There is none, if you send a burst of 9 packets each one coming from a
different mempool the first one will be dropped.
Its worse than just a drop, without debug enabled the error completion
is ignored, and the wqe_pi is taken from an invalid field, which leads
to bogus mbufs free (elts_tail is not valid).
AFAICT, it is the driver responsibility to guarantee to never deregister
a memory region that has inflight send operations posted, otherwise
the send operation *will* complete with a local protection error. Is
that taken care of?
Up to now we have assumed that the user knows its application needs and
he can increase this cache size to its needs through the configuration
item.
This way this limit and guarantee becomes true.
That is an undocumented assumption.
Another question, why is the MR cache maintained per TX queue and not
per device? If the application starts N TX queues then a single mempool
will be registered N times instead of just once. Having lots of MR
instances will pollute the device ICMC pretty badly. Am I missing
something?
Having this cache per device needs a lock on the device structure while
threads are sending packets.
Not sure why it needs a lock at all. it *may* need an rcu protection
or rw_lock if at all.
Having such locks cost cycles, that is why
the cache is per queue.
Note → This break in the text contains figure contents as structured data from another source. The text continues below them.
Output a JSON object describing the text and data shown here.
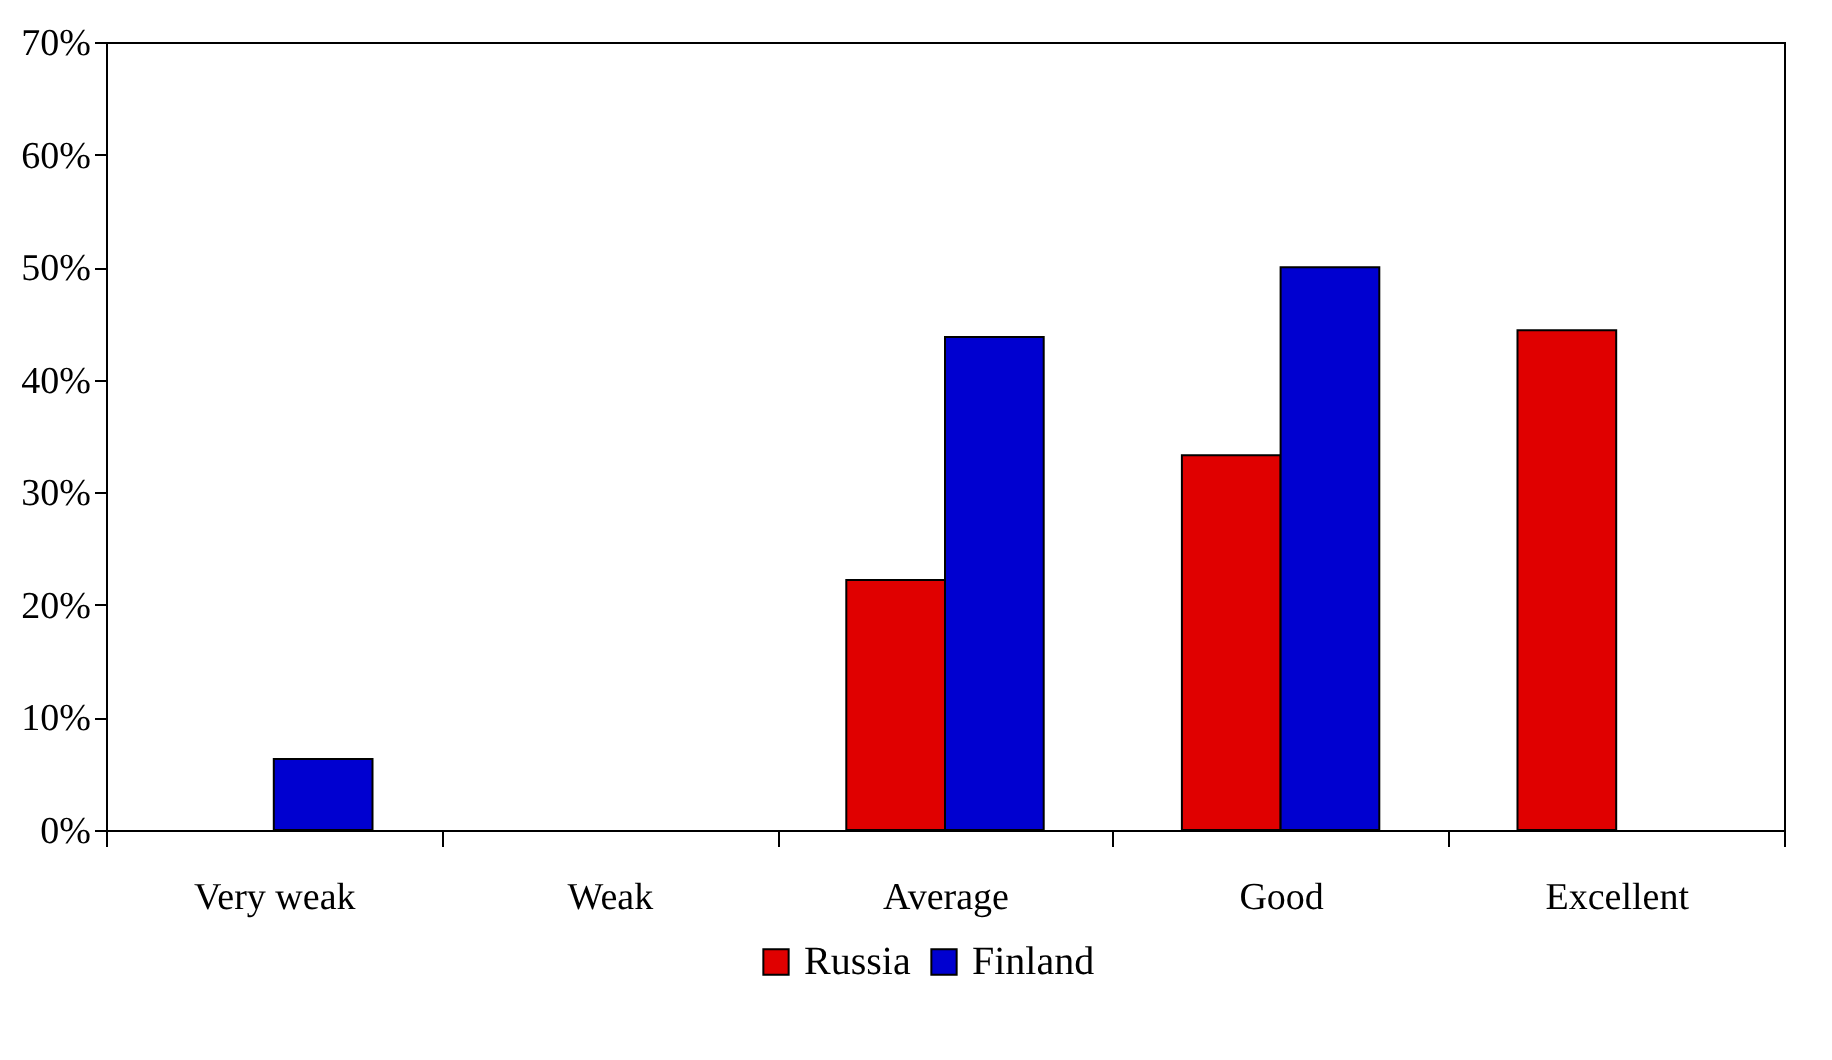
{
  "chart_data": {
    "type": "bar",
    "categories": [
      "Very weak",
      "Weak",
      "Average",
      "Good",
      "Excellent"
    ],
    "series": [
      {
        "name": "Russia",
        "color": "#e00000",
        "values": [
          null,
          null,
          22.2,
          33.3,
          44.4
        ]
      },
      {
        "name": "Finland",
        "color": "#0000d0",
        "values": [
          6.3,
          null,
          43.8,
          50,
          null
        ]
      }
    ],
    "ylim": [
      0,
      70
    ],
    "yticks": [
      {
        "value": 0,
        "label": "0%"
      },
      {
        "value": 10,
        "label": "10%"
      },
      {
        "value": 20,
        "label": "20%"
      },
      {
        "value": 30,
        "label": "30%"
      },
      {
        "value": 40,
        "label": "40%"
      },
      {
        "value": 50,
        "label": "50%"
      },
      {
        "value": 60,
        "label": "60%"
      },
      {
        "value": 70,
        "label": "70%"
      }
    ],
    "grid": false,
    "legend": "bottom"
  }
}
Another point is, having several mempool per
device is something common, whereas having several mempool per queues is
not, it seems logical to have this cache per queue for those two
reasons.
I am currently re-working this part of the code to improve it using
reference counters instead. The cache will remain for performance
purpose. This will fix the issues you are pointing.
AFAICT, all this caching mechanism is just working around the fact
that mlx5 allocates resources on top of the existing verbs interface.
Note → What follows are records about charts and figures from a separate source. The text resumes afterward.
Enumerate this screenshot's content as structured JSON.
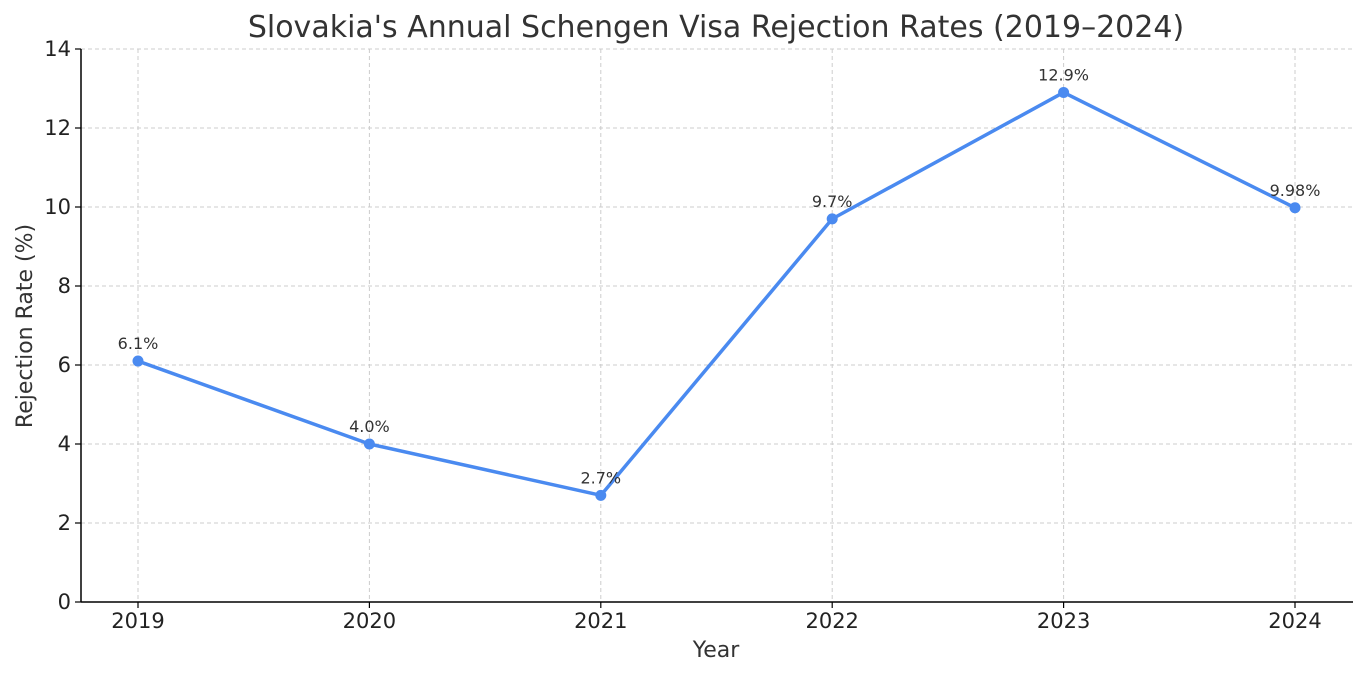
{
  "chart_data": {
    "type": "line",
    "title": "Slovakia's Annual Schengen Visa Rejection Rates (2019–2024)",
    "xlabel": "Year",
    "ylabel": "Rejection Rate (%)",
    "categories": [
      "2019",
      "2020",
      "2021",
      "2022",
      "2023",
      "2024"
    ],
    "values": [
      6.1,
      4.0,
      2.7,
      9.7,
      12.9,
      9.98
    ],
    "data_labels": [
      "6.1%",
      "4.0%",
      "2.7%",
      "9.7%",
      "12.9%",
      "9.98%"
    ],
    "ylim": [
      0,
      14
    ],
    "yticks": [
      0,
      2,
      4,
      6,
      8,
      10,
      12,
      14
    ],
    "grid": true,
    "line_color": "#4a8af0"
  }
}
I think it should work like any other pmd driver, i.e. use mbuf the
physical addresses.
The mlx5 device (like all other rdma devices) has a global DMA lkey that
spans the entire physical address space. Just about all the kernel
drivers heavily use this lkey. IMO, the mlx5_pmd driver should be able
to query the kernel what this lkey is and ask for the kernel to create
the QP with privilege level to post send/recv operations with that lkey.
And then, mlx5_pmd becomes like other drivers working with physical
addresses instead of working around the memory registration sub-optimally.
And while were on the subject, what is the plan of detaching mlx5_pmd
from its MLNX_OFED dependency? Mellanox has been doing a good job
upstreaming the needed features (rdma-core). CC'ing Leon (who is
co-maintaining the user-space rdma tree.